The degree completion score is also based on a projection, taken from a small sample of people who are expected to complete its degree and therefore is not based on the levels over recent years.
It’s fair to say the guide has issues with scoring consistency. Many of the different areas are scored completely differently: Some are percentages, which can’t be helped; some are scored out of five; some are averages; some are ratios; and Research Intensity is scored out of one. This could cause some confusion to laypeople who consult the CUG.
In the Complete University Guide 2017, the University of Stirling placed 39th overall in the UK. This is up eight places from last year.
Verdict: Some of the criteria chosen could also be seen as unnecessary to the average student.
Questions could be raised as to whether the research profile of certain universities is important to most students, and more focus should be put on the graduation rate, the rate of good degrees achieved and other more results-based criteria.
The Guardian University Guide
The Guardian distinguishes itself from other uni league tables, stating: “Our guide is different from other guides you might come across on the web. Very few of them rank universities.”
Stirling is ranked at 58 in the Guardian University Rankings 2017, an increase from its previous 65th. Of the university rankings which we have looked at, this table places Stirling lowest.
The Guardian state it doesn’t feel research scores are important to students, therefore it does not focus on them in its ranking of universities. Instead, areas such as coursework feedback, student opinion and graduate employability are viewed by The Guardian as being more important to students.
To create its tables, The Guardian takes advice from an ‘expert review group’ comprising experts from a number of UK universities. The group meets on occasion to discuss alterations to subject areas as well as its own formula.
The Guardian’s tables have been compiled by a group called Intelligent Matrix, a specialist consultancy firm which looks at higher education performance. The National Students Survey (NSS) and the Higher Education Statistics Agency (HESA) comprise its main sources of information for its rankings.
Verdict: In its favour, the student experience is highly valued. But if your thing is prestige and reputation, this one won’t be for you.
On top of that, #58?! I mean, really. Behind Robert Gordon? Come on.
The Times & Sunday Times Good University Guide
First up – word to the wise – you actually have to pay real money if you want to look at this one. Trust Rupert Murdoch to charge you just to find out if your uni’s any good.

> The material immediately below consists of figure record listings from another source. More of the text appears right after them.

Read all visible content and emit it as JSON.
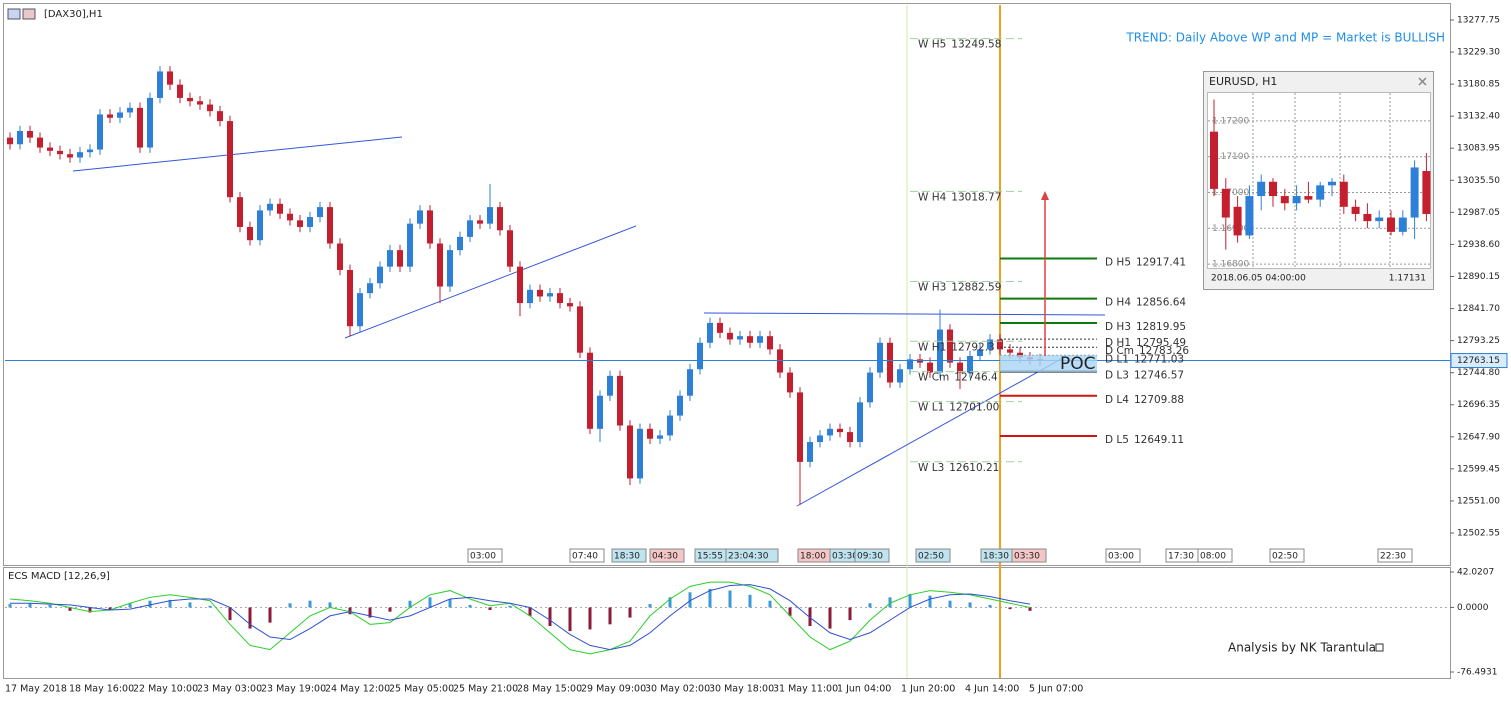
{
  "chart_data": {
    "type": "candlestick",
    "title": "[DAX30],H1",
    "annotation": "TREND: Daily Above WP and MP = Market is BULLISH",
    "ylim": [
      12454.2,
      13300.4
    ],
    "yticks": [
      13277.75,
      {
        "value": 13229.3,
        "label": "13229.30"
      },
      13180.85,
      {
        "value": 13132.4,
        "label": "13132.40"
      },
      13083.95,
      {
        "value": 13035.5,
        "label": "13035.50"
      },
      12987.05,
      {
        "value": 12938.6,
        "label": "12938.60"
      },
      12890.15,
      {
        "value": 12841.7,
        "label": "12841.70"
      },
      12793.25,
      {
        "value": 12744.8,
        "label": "12744.80"
      },
      12696.35,
      {
        "value": 12647.9,
        "label": "12647.90"
      },
      12599.45,
      {
        "value": 12551,
        "label": "12551.00"
      },
      12502.55
    ],
    "x_labels": [
      "17 May 2018",
      "18 May 16:00",
      "22 May 10:00",
      "23 May 03:00",
      "23 May 19:00",
      "24 May 12:00",
      "25 May 05:00",
      "25 May 21:00",
      "28 May 15:00",
      "29 May 09:00",
      "30 May 02:00",
      "30 May 18:00",
      "31 May 11:00",
      "1 Jun 04:00",
      "1 Jun 20:00",
      "4 Jun 14:00",
      "5 Jun 07:00"
    ],
    "up_color": "#2e7fd8",
    "down_color": "#c41f2f",
    "candles": [
      [
        13100,
        13108,
        13082,
        13090
      ],
      [
        13090,
        13118,
        13082,
        13110
      ],
      [
        13110,
        13118,
        13092,
        13100
      ],
      [
        13100,
        13108,
        13077,
        13085
      ],
      [
        13085,
        13093,
        13072,
        13080
      ],
      [
        13080,
        13088,
        13067,
        13075
      ],
      [
        13075,
        13083,
        13062,
        13070
      ],
      [
        13070,
        13086,
        13062,
        13078
      ],
      [
        13078,
        13090,
        13070,
        13082
      ],
      [
        13082,
        13143,
        13074,
        13135
      ],
      [
        13135,
        13143,
        13122,
        13130
      ],
      [
        13130,
        13146,
        13122,
        13138
      ],
      [
        13138,
        13153,
        13130,
        13145
      ],
      [
        13145,
        13153,
        13077,
        13085
      ],
      [
        13085,
        13168,
        13077,
        13160
      ],
      [
        13160,
        13208,
        13152,
        13200
      ],
      [
        13200,
        13208,
        13172,
        13180
      ],
      [
        13180,
        13188,
        13152,
        13160
      ],
      [
        13160,
        13168,
        13147,
        13155
      ],
      [
        13155,
        13163,
        13142,
        13150
      ],
      [
        13150,
        13158,
        13132,
        13140
      ],
      [
        13140,
        13148,
        13117,
        13125
      ],
      [
        13125,
        13133,
        13002,
        13010
      ],
      [
        13010,
        13018,
        12957,
        12965
      ],
      [
        12965,
        12973,
        12937,
        12945
      ],
      [
        12945,
        12998,
        12937,
        12990
      ],
      [
        12990,
        13008,
        12982,
        13000
      ],
      [
        13000,
        13008,
        12977,
        12985
      ],
      [
        12985,
        12993,
        12967,
        12975
      ],
      [
        12975,
        12983,
        12957,
        12965
      ],
      [
        12965,
        12988,
        12957,
        12980
      ],
      [
        12980,
        13003,
        12972,
        12995
      ],
      [
        12995,
        13003,
        12932,
        12940
      ],
      [
        12940,
        12948,
        12892,
        12900
      ],
      [
        12900,
        12908,
        12800,
        12815
      ],
      [
        12815,
        12873,
        12807,
        12865
      ],
      [
        12865,
        12888,
        12857,
        12880
      ],
      [
        12880,
        12913,
        12872,
        12905
      ],
      [
        12905,
        12938,
        12897,
        12930
      ],
      [
        12930,
        12938,
        12897,
        12905
      ],
      [
        12905,
        12978,
        12897,
        12970
      ],
      [
        12970,
        12998,
        12962,
        12990
      ],
      [
        12990,
        12998,
        12932,
        12940
      ],
      [
        12940,
        12948,
        12850,
        12875
      ],
      [
        12875,
        12938,
        12867,
        12930
      ],
      [
        12930,
        12958,
        12922,
        12950
      ],
      [
        12950,
        12983,
        12942,
        12975
      ],
      [
        12975,
        12983,
        12962,
        12970
      ],
      [
        12970,
        13030,
        12962,
        12995
      ],
      [
        12995,
        13003,
        12952,
        12960
      ],
      [
        12960,
        12968,
        12897,
        12905
      ],
      [
        12905,
        12913,
        12830,
        12850
      ],
      [
        12850,
        12878,
        12842,
        12870
      ],
      [
        12870,
        12878,
        12852,
        12860
      ],
      [
        12860,
        12873,
        12852,
        12865
      ],
      [
        12865,
        12873,
        12842,
        12850
      ],
      [
        12850,
        12858,
        12837,
        12845
      ],
      [
        12845,
        12853,
        12767,
        12775
      ],
      [
        12775,
        12783,
        12652,
        12660
      ],
      [
        12660,
        12718,
        12640,
        12710
      ],
      [
        12710,
        12748,
        12702,
        12740
      ],
      [
        12740,
        12748,
        12657,
        12665
      ],
      [
        12665,
        12673,
        12575,
        12585
      ],
      [
        12585,
        12668,
        12577,
        12660
      ],
      [
        12660,
        12668,
        12637,
        12645
      ],
      [
        12645,
        12658,
        12637,
        12650
      ],
      [
        12650,
        12688,
        12642,
        12680
      ],
      [
        12680,
        12718,
        12672,
        12710
      ],
      [
        12710,
        12758,
        12702,
        12750
      ],
      [
        12750,
        12798,
        12742,
        12790
      ],
      [
        12790,
        12828,
        12782,
        12820
      ],
      [
        12820,
        12828,
        12797,
        12805
      ],
      [
        12805,
        12813,
        12787,
        12795
      ],
      [
        12795,
        12808,
        12787,
        12800
      ],
      [
        12800,
        12808,
        12782,
        12790
      ],
      [
        12790,
        12808,
        12782,
        12800
      ],
      [
        12800,
        12808,
        12772,
        12780
      ],
      [
        12780,
        12788,
        12737,
        12745
      ],
      [
        12745,
        12753,
        12707,
        12715
      ],
      [
        12715,
        12723,
        12545,
        12610
      ],
      [
        12610,
        12648,
        12602,
        12640
      ],
      [
        12640,
        12658,
        12632,
        12650
      ],
      [
        12650,
        12668,
        12642,
        12660
      ],
      [
        12660,
        12668,
        12647,
        12655
      ],
      [
        12655,
        12663,
        12632,
        12640
      ],
      [
        12640,
        12708,
        12632,
        12700
      ],
      [
        12700,
        12753,
        12692,
        12745
      ],
      [
        12745,
        12798,
        12737,
        12790
      ],
      [
        12790,
        12798,
        12722,
        12730
      ],
      [
        12730,
        12758,
        12722,
        12750
      ],
      [
        12750,
        12773,
        12742,
        12765
      ],
      [
        12765,
        12773,
        12752,
        12760
      ],
      [
        12760,
        12768,
        12737,
        12745
      ],
      [
        12745,
        12840,
        12737,
        12810
      ],
      [
        12810,
        12818,
        12752,
        12760
      ],
      [
        12760,
        12768,
        12720,
        12745
      ],
      [
        12745,
        12778,
        12737,
        12770
      ],
      [
        12770,
        12788,
        12762,
        12780
      ],
      [
        12780,
        12803,
        12772,
        12795
      ],
      [
        12795,
        12803,
        12772,
        12780
      ],
      [
        12780,
        12788,
        12767,
        12775
      ],
      [
        12775,
        12783,
        12760,
        12768
      ],
      [
        12768,
        12776,
        12757,
        12765
      ],
      [
        12765,
        12773,
        12755,
        12763.15
      ]
    ],
    "current_price": 12763.15,
    "weekly_levels": [
      {
        "name": "W H5",
        "value": 13249.58
      },
      {
        "name": "W H4",
        "value": 13018.77
      },
      {
        "name": "W H3",
        "value": 12882.59
      },
      {
        "name": "W H1",
        "value": 12792.3
      },
      {
        "name": "W Cm",
        "value": 12746.4
      },
      {
        "name": "W L1",
        "value": {
          "value": 12701,
          "label": "12701.00"
        }
      },
      {
        "name": "W L3",
        "value": 12610.21
      }
    ],
    "daily_levels": [
      {
        "name": "D H5",
        "value": 12917.41,
        "color": "#0d7a0d"
      },
      {
        "name": "D H4",
        "value": 12856.64,
        "color": "#0d7a0d"
      },
      {
        "name": "D H3",
        "value": 12819.95,
        "color": "#0d7a0d"
      },
      {
        "name": "D H1",
        "value": 12795.49,
        "color": "#333333"
      },
      {
        "name": "D Cm",
        "value": 12783.26,
        "color": "#333333"
      },
      {
        "name": "D L1",
        "value": 12771.03,
        "color": "#333333"
      },
      {
        "name": "D L3",
        "value": 12746.57,
        "color": "#111111"
      },
      {
        "name": "D L4",
        "value": 12709.88,
        "color": "#d01515"
      },
      {
        "name": "D L5",
        "value": 12649.11,
        "color": "#d01515"
      }
    ],
    "poc_label": "POC",
    "session_labels": [
      {
        "text": "03:00",
        "color": "#ffffff"
      },
      {
        "text": "07:40",
        "color": "#ffffff"
      },
      {
        "text": "18:30",
        "color": "#bfe3ef"
      },
      {
        "text": "04:30",
        "color": "#f5c6c6"
      },
      {
        "text": "15:55",
        "color": "#bfe3ef"
      },
      {
        "text": "23:04:30",
        "color": "#bfe3ef"
      },
      {
        "text": "18:00",
        "color": "#f5c6c6"
      },
      {
        "text": "03:30",
        "color": "#bfe3ef"
      },
      {
        "text": "09:30",
        "color": "#bfe3ef"
      },
      {
        "text": "02:50",
        "color": "#bfe3ef"
      },
      {
        "text": "18:30",
        "color": "#bfe3ef"
      },
      {
        "text": "03:30",
        "color": "#f5c6c6"
      },
      {
        "text": "03:00",
        "color": "#ffffff"
      },
      {
        "text": "17:30",
        "color": "#ffffff"
      },
      {
        "text": "08:00",
        "color": "#ffffff"
      },
      {
        "text": "02:50",
        "color": "#ffffff"
      },
      {
        "text": "22:30",
        "color": "#ffffff"
      }
    ],
    "inset": {
      "title": "EURUSD, H1",
      "ylim": [
        1.16789,
        1.17278
      ],
      "yticks": [
        {
          "value": 1.172,
          "label": "1.17200"
        },
        {
          "value": 1.171,
          "label": "1.17100"
        },
        {
          "value": 1.17,
          "label": "1.17000"
        },
        {
          "value": 1.169,
          "label": "1.16900"
        },
        {
          "value": 1.168,
          "label": "1.16800"
        }
      ],
      "candles": [
        [
          1.1717,
          1.1726,
          1.1699,
          1.1701
        ],
        [
          1.1701,
          1.1704,
          1.1684,
          1.1693
        ],
        [
          1.1696,
          1.1699,
          1.1686,
          1.1688
        ],
        [
          1.1688,
          1.1702,
          1.1687,
          1.1699
        ],
        [
          1.1699,
          1.1705,
          1.1695,
          1.1703
        ],
        [
          1.1703,
          1.1704,
          1.1696,
          1.1699
        ],
        [
          1.1699,
          1.1701,
          1.1695,
          1.1697
        ],
        [
          1.1697,
          1.1702,
          1.1695,
          1.1699
        ],
        [
          1.1699,
          1.1703,
          1.1697,
          1.1698
        ],
        [
          1.1698,
          1.1703,
          1.1696,
          1.1702
        ],
        [
          1.1702,
          1.1704,
          1.1699,
          1.1703
        ],
        [
          1.1703,
          1.1705,
          1.1694,
          1.1696
        ],
        [
          1.1696,
          1.1698,
          1.1692,
          1.1694
        ],
        [
          1.1694,
          1.1697,
          1.169,
          1.1692
        ],
        [
          1.1692,
          1.1695,
          1.169,
          1.1693
        ],
        [
          1.1693,
          1.1695,
          1.1688,
          1.1689
        ],
        [
          1.1689,
          1.1695,
          1.1688,
          1.1693
        ],
        [
          1.1693,
          1.1709,
          1.1687,
          1.1707
        ],
        [
          1.1706,
          1.1711,
          1.1692,
          1.1694
        ]
      ],
      "time": "2018.06.05 04:00:00",
      "last_price": 1.17131
    },
    "macd": {
      "title": "ECS MACD [12,26,9]",
      "ylim": [
        -76.4931,
        42.0207
      ],
      "yticks": [
        42.0207,
        {
          "value": 0,
          "label": "0.0000"
        },
        -76.4931
      ],
      "positive_color": "#3a9ad9",
      "negative_color": "#8b1a3a",
      "histogram": [
        4,
        5,
        3,
        -4,
        -6,
        -3,
        5,
        8,
        9,
        6,
        2,
        -15,
        -25,
        -18,
        5,
        8,
        6,
        -8,
        -12,
        -5,
        8,
        12,
        10,
        3,
        -3,
        2,
        -10,
        -22,
        -28,
        -26,
        -20,
        -12,
        4,
        12,
        18,
        22,
        20,
        15,
        8,
        -10,
        -22,
        -25,
        -15,
        5,
        12,
        16,
        14,
        8,
        6,
        3,
        -2,
        -4
      ],
      "main": {
        "color": "#2bcf2b",
        "values": [
          10,
          8,
          5,
          0,
          -5,
          -3,
          5,
          12,
          15,
          12,
          8,
          -20,
          -45,
          -50,
          -30,
          -10,
          0,
          -5,
          -20,
          -18,
          0,
          15,
          20,
          10,
          2,
          5,
          -10,
          -30,
          -50,
          -55,
          -50,
          -40,
          -10,
          10,
          25,
          30,
          30,
          25,
          15,
          -10,
          -35,
          -50,
          -40,
          -15,
          5,
          15,
          20,
          18,
          15,
          10,
          5,
          0
        ]
      },
      "signal": {
        "color": "#3050d0",
        "values": [
          5,
          5,
          4,
          3,
          0,
          -3,
          -2,
          3,
          8,
          10,
          10,
          0,
          -20,
          -35,
          -38,
          -25,
          -10,
          -5,
          -10,
          -15,
          -10,
          0,
          10,
          12,
          8,
          5,
          0,
          -15,
          -32,
          -45,
          -50,
          -45,
          -30,
          -10,
          8,
          20,
          26,
          27,
          22,
          8,
          -12,
          -30,
          -38,
          -30,
          -15,
          0,
          10,
          15,
          16,
          13,
          8,
          4
        ]
      }
    },
    "credit": "Analysis by NK Tarantula"
  }
}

It is, it must be said, one of the more comprehensive league tables, giving slightly more weight to both student satisfaction and research quality but also examining indicators like entry standards, proportion of students graduating with 1sts and 2:1s, graduate prospects, degree completion rates and services & facilities spend.
Its results for student experience and teaching quality – the two categories which make up student satisfaction, are derived entirely from the NSS 2016, while its figures on research quality come from the Research Excellence Framework 2014.

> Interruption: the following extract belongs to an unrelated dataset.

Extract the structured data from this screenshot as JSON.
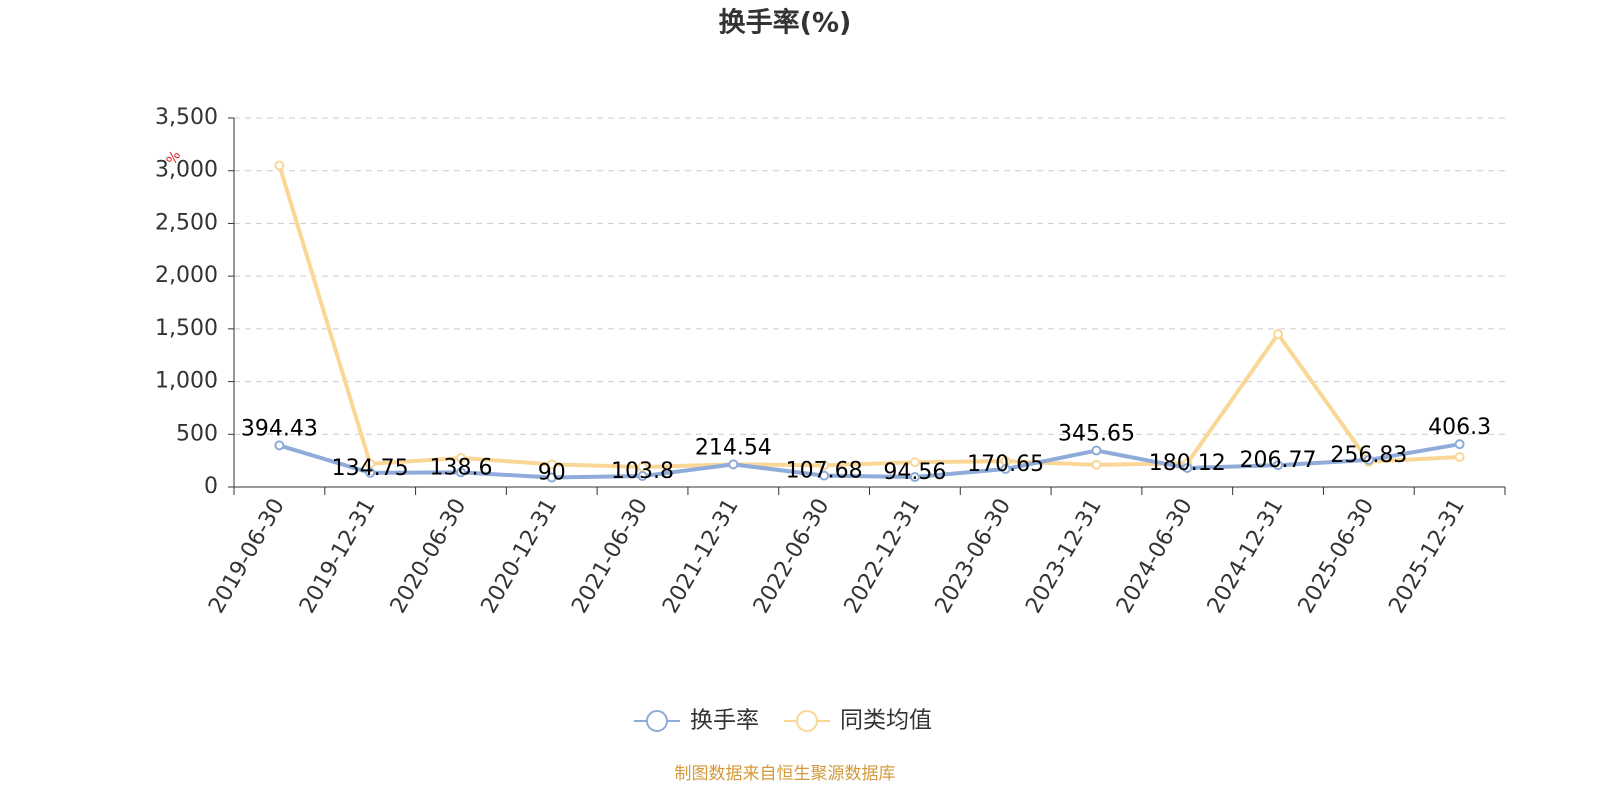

Most of its data is fairly recent, but its results on research quality aren’t the only examples of being a teensy bit out of date.
Its calculations on the proportion of 1st and 2:1 degrees come from 2015’s figures, while the number of people completing their degrees hark back to statistics from 2013-14.
Stirling comes in here at an impressive #43 – up seven spots from the year before and ahead of Aberdeen and Strathclyde.
Topping the overall list is Cambridge, much to Oxford’s dismay, while St Andrews tops Scotland.
Edinburgh, meanwhile, have slipped 15 places to #37 – behind Glasgow and Dundee.
Verdict: Hardly faultless, but it has some cause to call itself (as it does) “authoritative”.
It has a nice balance between student experience and academia, although it could certainly do in places with fresher data.